I took into account:
• that the bank officer had used the wrong income figures for Mr R when completing the personal loan application. It was more likely than not that a similar error had been made in completing the housing loan application
• evidence from another bank that, based on Ms P’s net income and Mr R’s gross income, it would lend the couple a sum of $430,000 – a very similar figure to the amount that Ms P said she had been told by her bank
• statements from friends and family of Ms P who confirmed that she had told them that the bank had advised her that it would lend up to $435,000
• that the bank had destroyed the vital loan application before the complaint was made.

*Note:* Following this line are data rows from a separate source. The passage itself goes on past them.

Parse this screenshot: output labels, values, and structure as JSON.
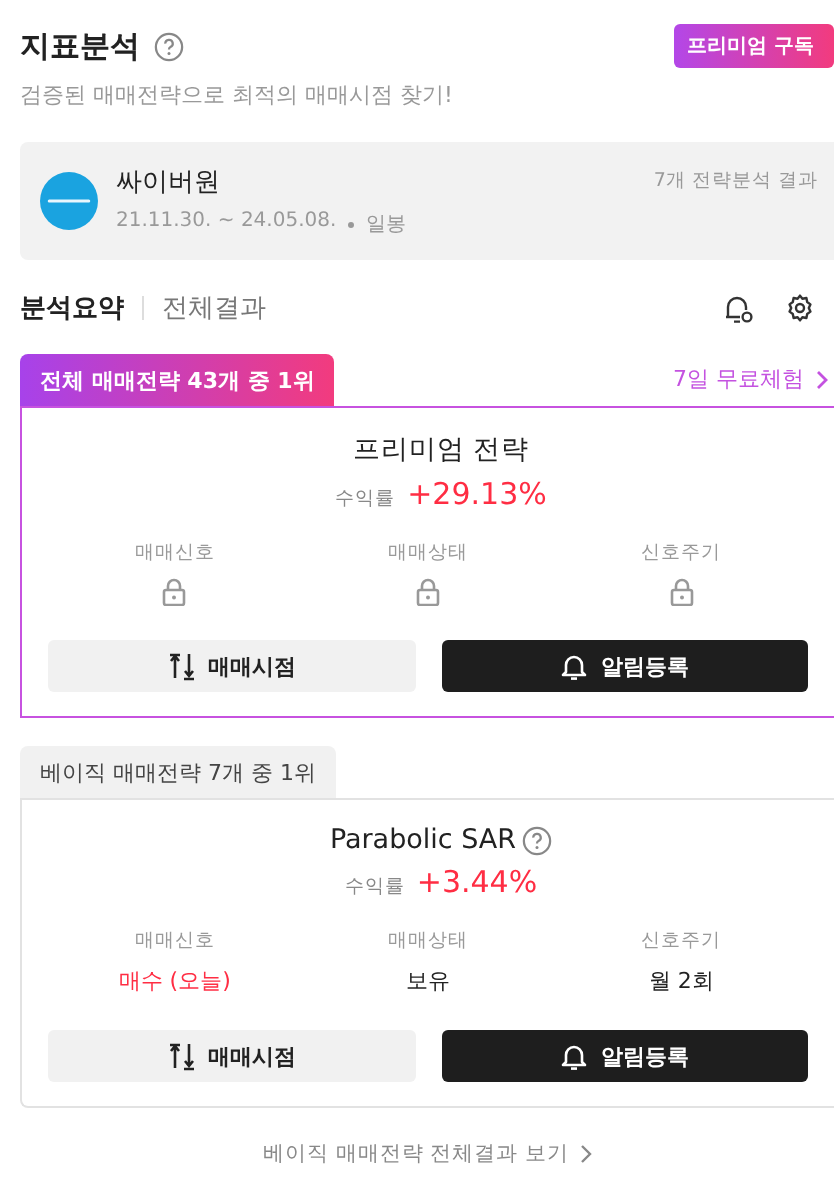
{
  "header": {
    "title": "지표분석",
    "subtitle": "검증된 매매전략으로 최적의 매매시점 찾기!",
    "premium_button": "프리미엄 구독"
  },
  "stock": {
    "name": "싸이버원",
    "period": "21.11.30. ~ 24.05.08.",
    "interval": "일봉",
    "result_count": "7개 전략분석 결과"
  },
  "tabs": [
    {
      "label": "분석요약",
      "selected": true
    },
    {
      "label": "전체결과",
      "selected": false
    }
  ],
  "strategies": [
    {
      "kind": "premium",
      "rank": "전체 매매전략 43개 중 1위",
      "trial_link": "7일 무료체험",
      "name": "프리미엄 전략",
      "help": false,
      "return_label": "수익률",
      "return_value": "+29.13%",
      "stats": [
        {
          "label": "매매신호",
          "locked": true
        },
        {
          "label": "매매상태",
          "locked": true
        },
        {
          "label": "신호주기",
          "locked": true
        }
      ],
      "buttons": [
        "매매시점",
        "알림등록"
      ]
    },
    {
      "kind": "basic",
      "rank": "베이직 매매전략 7개 중 1위",
      "name": "Parabolic SAR",
      "help": true,
      "return_label": "수익률",
      "return_value": "+3.44%",
      "stats": [
        {
          "label": "매매신호",
          "locked": false,
          "value": "매수 (오늘)",
          "color": "#ff2d43"
        },
        {
          "label": "매매상태",
          "locked": false,
          "value": "보유",
          "color": "#222222"
        },
        {
          "label": "신호주기",
          "locked": false,
          "value": "월 2회",
          "color": "#222222"
        }
      ],
      "buttons": [
        "매매시점",
        "알림등록"
      ]
    }
  ],
  "footer_link": "베이직 매매전략 전체결과 보기"
}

On the other hand, the bank had not produced any evidence in support of its position. It had simply said that the bank officer did not and could not have made a mistake.
2. Ms P and Mr R had relied on the bank officer’s advice when they made the decision to sell their existing home and to purchase the new section.
3. In order to assess compensation, I had to look at how much it would cost to put Ms P and Mr R back in the position in which they would have been, had the misrepresentation not occurred. This meant looking at how much Ms P and Mr R would now have to pay to buy a similar house to their previous one, as well as the costs they had paid so far and future costs they would have to pay.
I calculated Ms P and Mr R’s direct loss to be approximately $69,000.
However, I found that there had been some contributory fault on the part of Ms P in:
• not obtaining formal written approval from the bank for the total new borrowing proposed
• not questioning the bank more closely as to the affordability of a very large increase in total borrowing.
I assessed the level of contributory fault at 15%, reducing the amount of the direct loss to approximately $58,500.
I also found that Ms P and Mr R had suffered inconvenience as a result of the bank’s actions. The inconvenience included stress, embarrassment and disruption to financial planning. Their lives had been placed “on hold” for ten months after the discovery of the bank’s mistake, adding to their stress and placing a strain on their relationship. Given the level and duration of the inconvenience, I awarded the maximum compensation sum available of $6,000.
The case was eventually resolved on the basis I had recommended.